The other day, I posted about why “speaking the truth in love” isn’t an excuse for theological debates. I said that real love needs to be evident through grace, not just trying to make me agree with you.
One of my Facebook friends responded with this comment:
I have been told that by loving people and not telling them the truth I am loving them into hell. Then they told me some famous Christian artist wrote a song saying that. It just made me feel like poo.
If a Christian singer said it, it must be true!
After I stopped my inner child from giggling at the word “poo,” I thought about this. Many of you may have been subjected to the same pressures. But I think this person’s friend has it all wrong.

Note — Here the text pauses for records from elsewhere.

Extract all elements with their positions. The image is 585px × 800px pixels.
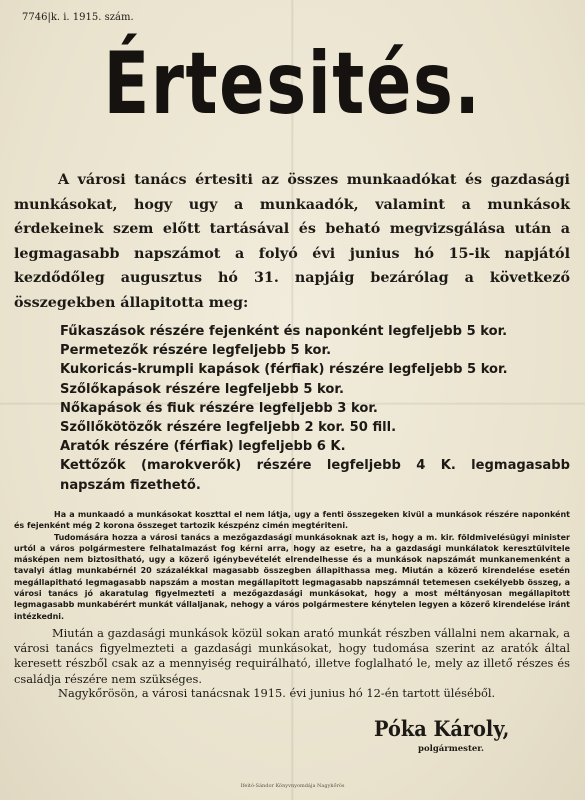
- signer-name: Póka Károly,: [374, 716, 510, 741]
- wage-item: Fűkaszások részére fejenként és naponként legfeljebb 5 kor.: [60, 324, 508, 339]
- fine-print-paragraph: Ha a munkaadó a munkásokat koszttal el nem látja, ugy a fenti összegeken kivül a munkások részére naponként és fejenként még 2 korona összeget tartozik készpénz cimén megtériteni.: [14, 510, 570, 531]
- closing-text: Miután a gazdasági munkások közül sokan arató munkát részben vállalni nem akarnak, a városi tanács figyelmezteti a gazdasági munkásokat, hogy tudomása szerint az aratók által keresett részből csak az a mennyiség requirálható, illetve foglalható le, mely az illető részes és családja részére nem szükséges.: [14, 626, 570, 686]
- wage-item: Nőkapások és fiuk részére legfeljebb 3 kor.: [60, 400, 378, 416]
- wage-list: [14, 322, 570, 495]
- wage-item: Szőllőkötözők részére legfeljebb 2 kor. 50 fill.: [60, 420, 397, 436]
- wage-item: Permetezők részére legfeljebb 5 kor.: [60, 343, 332, 359]
- wage-item: Szőlőkapások részére legfeljebb 5 kor.: [60, 381, 344, 397]
- poster-title: Értesités.: [103, 34, 482, 134]
- wage-item: Kukoricás-krumpli kapások (férfiak) részére legfeljebb 5 kor.: [60, 362, 508, 378]
- fine-print: [14, 509, 570, 622]
- intro-paragraph: A városi tanács értesiti az összes munkaadókat és gazdasági munkásokat, hogy ugy a munkaadók, valamint a munkások érdekeinek szem előtt tartásával és beható megvizsgálása után a legmagasabb napszámot a folyó évi junius hó 15-ik napjától kezdődőleg augusztus hó 31. napjáig bezárólag a következő összegekben állapitotta meg:: [14, 172, 570, 311]
- printer-credit: Ifeitó-Sándor Könyvnyomdája Nagykőrös: [240, 783, 345, 789]
- wage-item: Kettőzők (marokverők) részére legfeljebb 4 K. legmagasabb napszám fizethető.: [60, 458, 570, 493]
- wage-item: Aratók részére (férfiak) legfeljebb 6 K.: [60, 439, 346, 455]
- reference-number: 7746|k. i. 1915. szám.: [22, 12, 134, 23]
- closing-paragraph: [14, 626, 570, 687]
- fine-print-paragraph: Tudomására hozza a városi tanács a mezőgazdasági munkásoknak azt is, hogy a m. kir. földmivelésügyi minister urtól a város polgármestere felhatalmazást fog kérni arra, hogy az esetre, ha a gazdasági munkálatok keresztülvitele másképen nem biztositható, ugy a közerő igénybevételét elrendelhesse és a munkások napszámát munkanemenként a tavalyi átlag munkabérnél 20 százalékkal magasabb összegben állapithassa meg. Miután a közerő kirendelése esetén megállapitható legmagasabb napszám a mostan megállapitott legmagasabb napszámnál tetemesen csekélyebb összeg, a városi tanács jó akaratulag figyelmezteti a mezőgazdasági munkásokat, hogy a most méltányosan megállapitott legmagasabb munkabérért munkát vállaljanak, nehogy a város polgármestere kénytelen legyen a közerő kirendelése iránt intézkedni.: [14, 532, 570, 621]
- dateline: Nagykőrösön, a városi tanácsnak 1915. évi junius hó 12-én tartott üléséből.: [58, 686, 496, 700]
- signer-role: polgármester.: [418, 744, 484, 754]
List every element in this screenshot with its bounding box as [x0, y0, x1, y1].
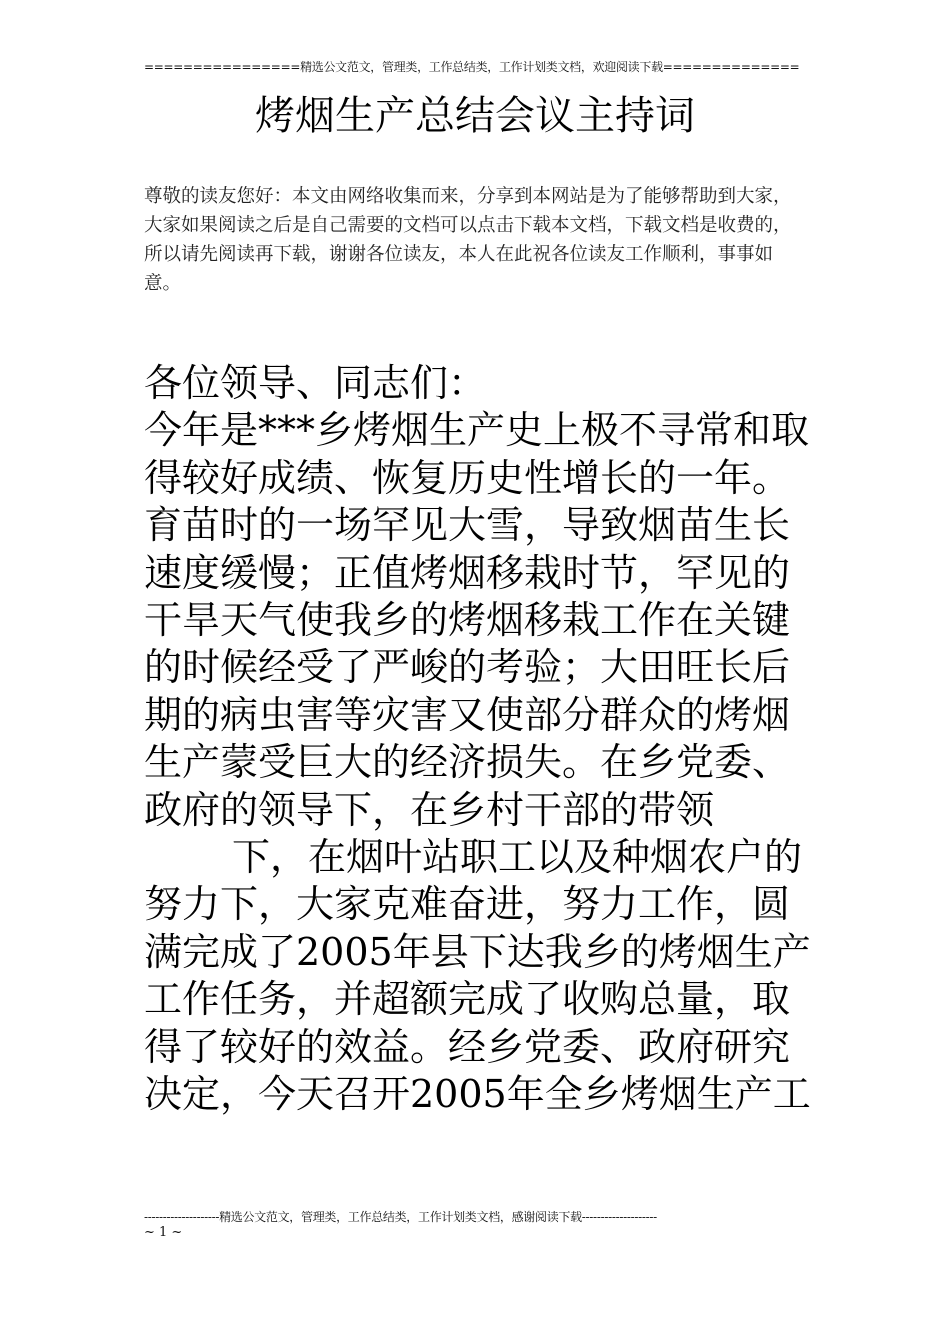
- body-paragraph-1: 今年是***乡烤烟生产史上极不寻常和取得较好成绩、恢复历史性增长的一年。育苗时的一场罕见大雪，导致烟苗生长速度缓慢；正值烤烟移栽时节，罕见的干旱天气使我乡的烤烟移栽工作在关键的时候经受了严峻的考验；大田旺长后期的病虫害等灾害又使部分群众的烤烟生产蒙受巨大的经济损失。在乡党委、政府的领导下，在乡村干部的带领: [144, 408, 810, 832]
- document-title: 烤烟生产总结会议主持词: [255, 93, 695, 139]
- footer-banner: --------------------精选公文范文，管理类，工作总结类，工作计划类文档，感谢阅读下载--------------------: [144, 1210, 657, 1224]
- salutation: 各位领导、同志们：: [144, 361, 487, 405]
- body-paragraph-2-container: [144, 834, 812, 1118]
- body-paragraph-2: 下，在烟叶站职工以及种烟农户的努力下，大家克难奋进，努力工作，圆满完成了2005年县下达我乡的烤烟生产工作任务，并超额完成了收购总量，取得了较好的效益。经乡党委、政府研究决定，今天召开2005年全乡烤烟生产工: [144, 835, 811, 1117]
- document-body: [144, 360, 812, 1119]
- header-banner: ================精选公文范文，管理类，工作总结类，工作计划类文档，欢迎阅读下载==============: [144, 60, 800, 74]
- download-notice: 尊敬的读友您好：本文由网络收集而来，分享到本网站是为了能够帮助到大家，大家如果阅读之后是自己需要的文档可以点击下载本文档，下载文档是收费的，所以请先阅读再下载，谢谢各位读友，本人在此祝各位读友工作顺利，事事如意。: [144, 186, 792, 294]
- page-number: ~ 1 ~: [144, 1225, 183, 1240]
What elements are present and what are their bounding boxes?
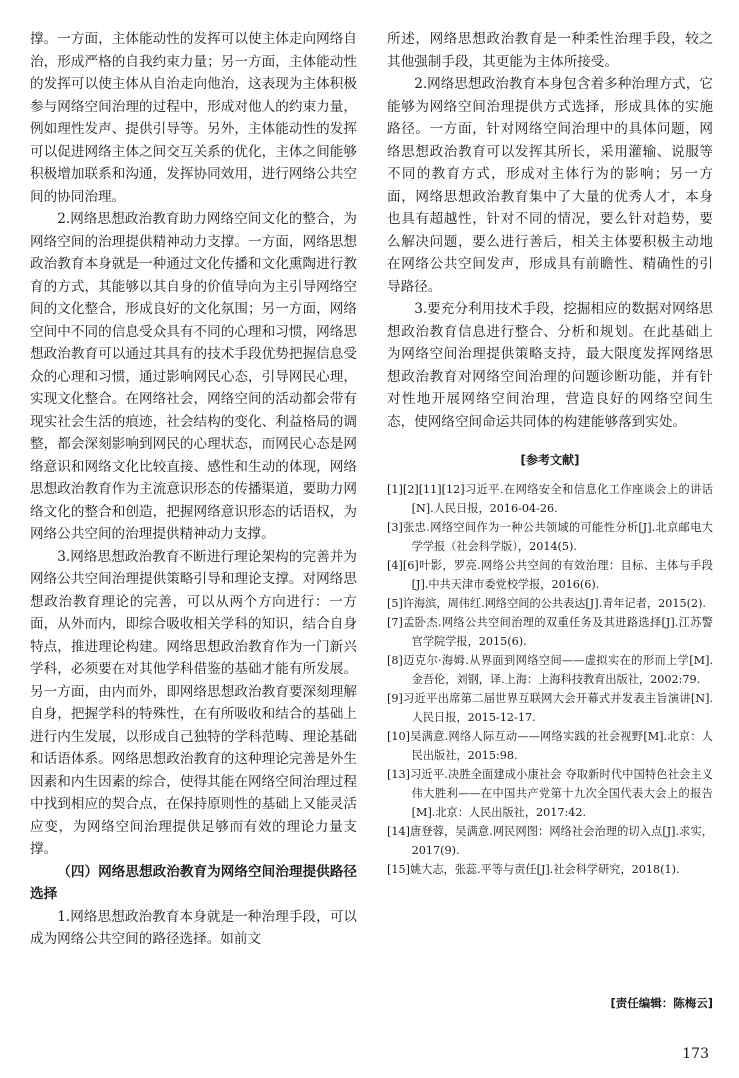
reference-item: [7]孟卧杰.网络公共空间治理的双重任务及其进路选择[J].江苏警官学院学报，2015(6). — [387, 615, 713, 648]
reference-item: [3]张忠.网络空间作为一种公共领域的可能性分析[J].北京邮电大学学报（社会科学版），2014(5). — [387, 520, 713, 553]
reference-item: [15]姚大志，张蕊.平等与责任[J].社会科学研究，2018(1). — [387, 862, 680, 876]
reference-item: [8]迈克尔·海姆.从界面到网络空间——虚拟实在的形而上学[M].金吾伦，刘钢，译.上海：上海科技教育出版社，2002:79. — [387, 653, 713, 686]
reference-item: [10]吴满意.网络人际互动——网络实践的社会视野[M].北京：人民出版社，2015:98. — [387, 729, 713, 762]
references-title: [参考文献] — [520, 453, 580, 467]
reference-item: [9]习近平出席第二届世界互联网大会开幕式并发表主旨演讲[N].人民日报，2015-12-17. — [387, 691, 713, 724]
reference-item: [13]习近平.决胜全面建成小康社会 夺取新时代中国特色社会主义伟大胜利——在中国共产党第十九次全国代表大会上的报告[M].北京：人民出版社，2017:42. — [387, 767, 713, 819]
page-number: 173 — [682, 1046, 709, 1062]
section-subheading: （四）网络思想政治教育为网络空间治理提供路径选择 — [30, 863, 357, 902]
body-paragraph: 3.要充分利用技术手段，挖掘相应的数据对网络思想政治教育信息进行整合、分析和规划。在此基础上为网络空间治理提供策略支持，最大限度发挥网络思想政治教育对网络空间治理的问题诊断功能，并有针对性地开展网络空间治理，营造良好的网络空间生态，使网络空间命运共同体的构建能够落到实处。 — [387, 301, 713, 430]
reference-item: [14]唐登蓉，吴满意.网民网图：网络社会治理的切入点[J].求实，2017(9). — [387, 824, 713, 857]
reference-item: [4][6]叶影，罗亮.网络公共空间的有效治理：目标、主体与手段[J].中共天津市委党校学报，2016(6). — [387, 558, 713, 591]
reference-item: [5]许海滨，周伟红.网络空间的公共表达[J].青年记者，2015(2). — [387, 596, 706, 610]
body-paragraph: 3.网络思想政治教育不断进行理论架构的完善并为网络公共空间治理提供策略引导和理论支撑。对网络思想政治教育理论的完善，可以从两个方向进行：一方面，从外而内，即综合吸收相关学科的知识，结合自身特点，推进理论构建。网络思想政治教育作为一门新兴学科，必须要在对其他学科借鉴的基础才能有所发展。另一方面，由内而外，即网络思想政治教育要深刻理解自身，把握学科的特殊性，在有所吸收和结合的基础上进行内生发展，以形成自己独特的学科范畴、理论基础和话语体系。网络思想政治教育的这种理论完善是外生因素和内生因素的综合，使得其能在网络空间治理过程中找到相应的契合点，在保持原则性的基础上又能灵活应变，为网络空间治理提供足够而有效的理论力量支撑。 — [30, 548, 357, 857]
body-paragraph: 1.网络思想政治教育本身就是一种治理手段，可以成为网络公共空间的路径选择。如前文 — [30, 908, 357, 947]
body-paragraph: 2.网络思想政治教育本身包含着多种治理方式，它能够为网络空间治理提供方式选择，形成具体的实施路径。一方面，针对网络空间治理中的具体问题，网络思想政治教育可以发挥其所长，采用灌输、说服等不同的教育方式，形成对主体行为的影响；另一方面，网络思想政治教育集中了大量的优秀人才，本身也具有超越性，针对不同的情况，要么针对趋势，要么解决问题，要么进行善后，相关主体要积极主动地在网络公共空间发声，形成具有前瞻性、精确性的引导路径。 — [387, 76, 713, 295]
right-column — [387, 28, 713, 879]
editor-note: [责任编辑：陈梅云] — [610, 996, 713, 1010]
body-paragraph: 2.网络思想政治教育助力网络空间文化的整合，为网络空间的治理提供精神动力支撑。一方面，网络思想政治教育本身就是一种通过文化传播和文化熏陶进行教育的方式，其能够以其自身的价值导向为主引导网络空间的文化整合，形成良好的文化氛围；另一方面，网络空间中不同的信息受众具有不同的心理和习惯，网络思想政治教育可以通过其具有的技术手段优势把握信息受众的心理和习惯，通过影响网民心态，引导网民心理，实现文化整合。在网络社会，网络空间的活动都会带有现实社会生活的痕迹，社会结构的变化、利益格局的调整，都会深刻影响到网民的心理状态，而网民心态是网络意识和网络文化比较直接、感性和生动的体现，网络思想政治教育作为主流意识形态的传播渠道，要助力网络文化的整合和创造，把握网络意识形态的话语权，为网络公共空间的治理提供精神动力支撑。 — [30, 211, 357, 542]
reference-item: [1][2][11][12]习近平.在网络安全和信息化工作座谈会上的讲话[N].人民日报，2016-04-26. — [387, 482, 713, 515]
body-paragraph: 所述，网络思想政治教育是一种柔性治理手段，较之其他强制手段，其更能为主体所接受。 — [387, 31, 713, 70]
body-paragraph: 撑。一方面，主体能动性的发挥可以使主体走向网络自治，形成严格的自我约束力量；另一方面，主体能动性的发挥可以使主体从自治走向他治，这表现为主体积极参与网络空间治理的过程中，形成对他人的约束力量，例如理性发声、提供引导等。另外，主体能动性的发挥可以促进网络主体之间交互关系的优化，主体之间能够积极增加联系和沟通，发挥协同效用，进行网络公共空间的协同治理。 — [30, 31, 357, 205]
references-list — [387, 480, 713, 879]
left-column — [30, 28, 357, 951]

Some of you will no doubt want to respond right away by pointing out that you either don’t believe in a literal hell or don’t view it the same way this person’s friend does. I don’t really want to get into a debate about hell, though, so for the sake of argument, let’s say that this person is right that gay sex is sinful and that hell is a place of eternal torment for people who die without repenting of their sins and giving their lives to Christ.
Well, if that’s true, then I can tell you right now that the American church—particularly those conservative and evangelical segments of it, like the ones I grew up in—has already developed the most effective strategy I can imagine… for sending gay people straight to hell.
Yeah, I said it.
What many people would consider “loving me by telling me the truth” I would call “constantly harassing me with Bible passages and arguments about sin until I’m sick of listening to anything they have to say.”
“Wait, that’s not fair,” some Christians might say. “I’m not constantly harassing you. I only bring it up sometimes.”
True, maybe you don’t bring it up constantly, but you are one of many Christians I know, all of whom think they’re only bringing it up “sometimes”—to the point that I have to listen to it… ALL. THE. TIME.
Imagine waking up with a large, very noticeable zit on your face. All day long, as you interact with people, one person after another takes the opportunity to say, “Hey, did you know you’ve got a big zit?” It’s a bit uncomfortable when the first or second person mentions it, but by the tenth person, you’re ready to bite someone’s head off:
“Yes, I know!!!!! Shut up about it already!!!!!!”
On the other hand, what if you have food in your teeth and no one bothers to tell you? You might be a bit embarrassed, but you’d surely be grateful for the friend who loves you enough to (privately) tell you the truth: “Hey, there’s a bit of spinach in there. Also, your zipper’s undone.”
The key is knowing the difference. When you “share the truth in love,” are you the lone person offering a new perspective? Or are you just piling on?
When it comes to gay people in our culture, I can guarantee you that you’re piling on. There is not a single gay person in the United States—no matter how many affirming friends they have, and no matter how liberal an area they live in—who hasn’t already heard time and time again that many Christians believe them to be abominable. If people get irritated about being reminded of a silly pimple, how do you think they feel about being reminded that others believe they’re going to hell?
I know I find it painful. And I’m a Christian who actually cares about this stuff, so if I’m sick of it, you know my agnostic, atheist, and other non-Christian friends are ready to pull their hair out. (I have an advantage in that my hair is already out.)
It’s no secret that I don’t think being gay is a sin or that gay relationships are sinful. But if you do, and you’re concerned about my eternal destiny, a strategy where you keep your emotional distance and regularly remind me of your disapproval isn’t going to change my mind. If anything, it’s going to make me less likely to believe anything you say, and less likely to be interested in being a Christian.
“Tough love” is a good strategy sometimes. But this isn’t an intervention for a drug addict, and if you don’t see the difference between drug addiction and being gay, you haven’t spent very much time listening to gay people.
The irony, you see, is that the person who is supposedly “loving me into hell” by just being my friend and showing me the grace and love of Christ is the person I’m much more likely to listen to when it comes to big decisions in my life.
But in the end, if I don’t ask them for their opinion on the issue, it ultimately won’t be because they were too loving. It’ll be because I’m so sick of hearing the ungracious messages from the “truth-telling” crowd.